A esquerda brasileira vive uma crise silenciosa. O que antes era um projeto voltado às questões materiais — como renda, trabalho e desigualdade — tornou-se um espaço dominado por debates simbólicos. Hoje, linguagem e identidade parecem pesar mais do que as condições reais de vida.
O alerta de Sávio S. de Oliveira
O cientista político Sávio S. de Oliveira, doutorando em Ciência Política pela USP e criador do projeto Despolarize-se, tem chamado atenção para esse desvio. Para ele, ao abraçar o identitarismo, a esquerda acabou esquecendo as demandas concretas de amplos setores da sociedade, especialmente das mulheres comuns.
Segundo Sávio, o problema não está em reconhecer novas identidades. O erro está em tratar o reconhecimento como substituto das pautas reais. Enquanto discussões sobre “performance de gênero” dominam ministérios e conferências, temas urgentes — como a precarização do trabalho, a violência nas ruas e o peso do cuidado familiar — ficam em segundo plano.
A política transformada em discurso
Essa inversão de prioridades tornou a esquerda cada vez mais distante das bases populares. Muitos já não se veem representados por um discurso restrito a grupos urbanos e acadêmicos. Assim, a política deixa de ser prática e se torna um exercício de linguagem.

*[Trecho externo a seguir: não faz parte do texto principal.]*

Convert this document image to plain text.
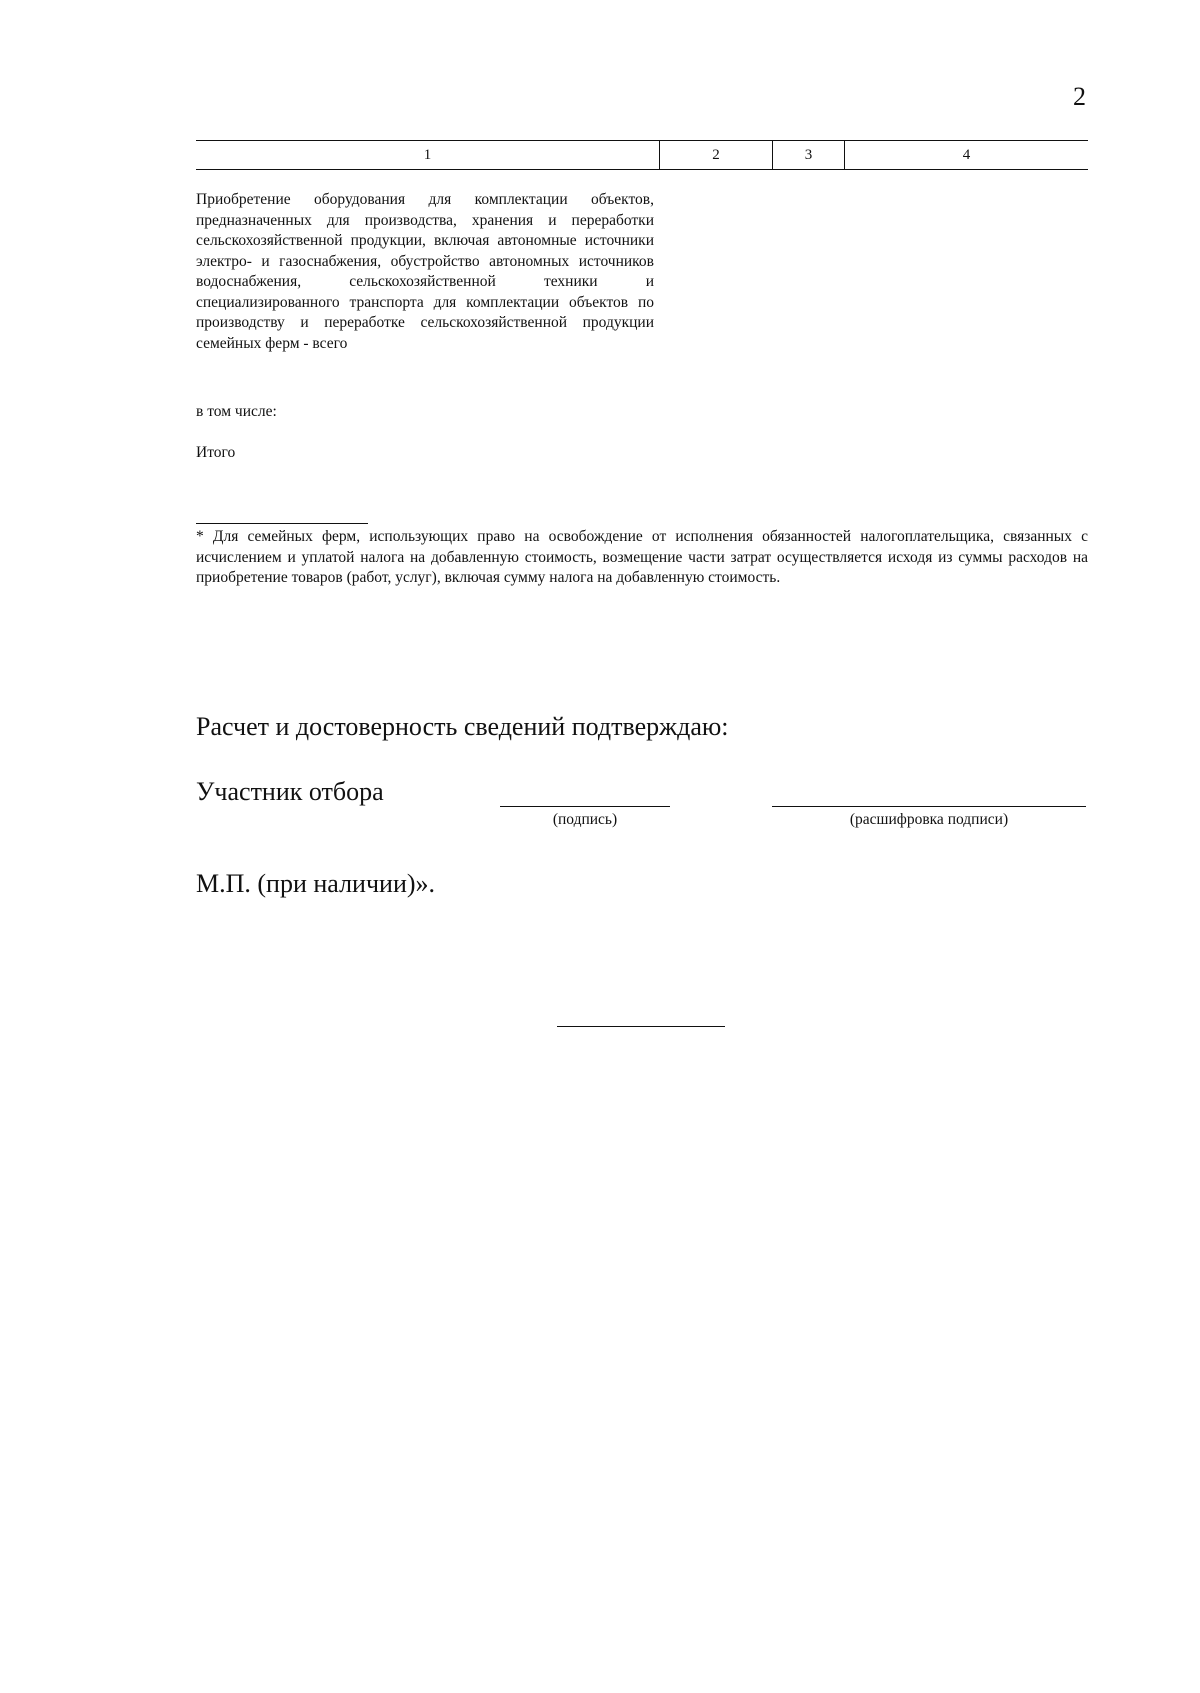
2
1	2	3	4
Приобретение оборудования для комплектации объектов, предназначенных для производства, хранения и переработки сельскохозяйственной продукции, включая автономные источники электро- и газоснабжения, обустройство автономных источников водоснабжения, сельскохозяйственной техники и специализированного транспорта для комплектации объектов по производству и переработке сельскохозяйственной продукции семейных ферм - всего
в том числе:
Итого
* Для семейных ферм, использующих право на освобождение от исполнения обязанностей налогоплательщика, связанных с исчислением и уплатой налога на добавленную стоимость, возмещение части затрат осуществляется исходя из суммы расходов на приобретение товаров (работ, услуг), включая сумму налога на добавленную стоимость.
Расчет и достоверность сведений подтверждаю:
Участник отбора
(подпись)	(расшифровка подписи)
М.П. (при наличии)».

Além disso, quando tudo se reduz a símbolos e representações, o debate se esvazia. As causas perdem força e se transformam em slogans. A busca por resultados concretos dá lugar à disputa por narrativas, o que fragiliza o vínculo da esquerda com a realidade social que pretende mudar.
Reconectar política e realidade
Como observa Sávio, não há justiça social possível quando as causas se tornam abstrações. É preciso recuperar o contato com o que realmente estrutura a desigualdade: o poder econômico, o acesso a oportunidades e as condições de vida.
Portanto, a tarefa mais urgente da esquerda talvez seja olhar novamente para o cotidiano das pessoas. Isso significa ouvir mais e teorizar menos. Reaproximar-se das demandas reais é a única forma de retomar relevância política e credibilidade moral.
Enquanto permanecer refém da retórica identitária, a esquerda continuará falando para si mesma — e o país real seguirá em silêncio.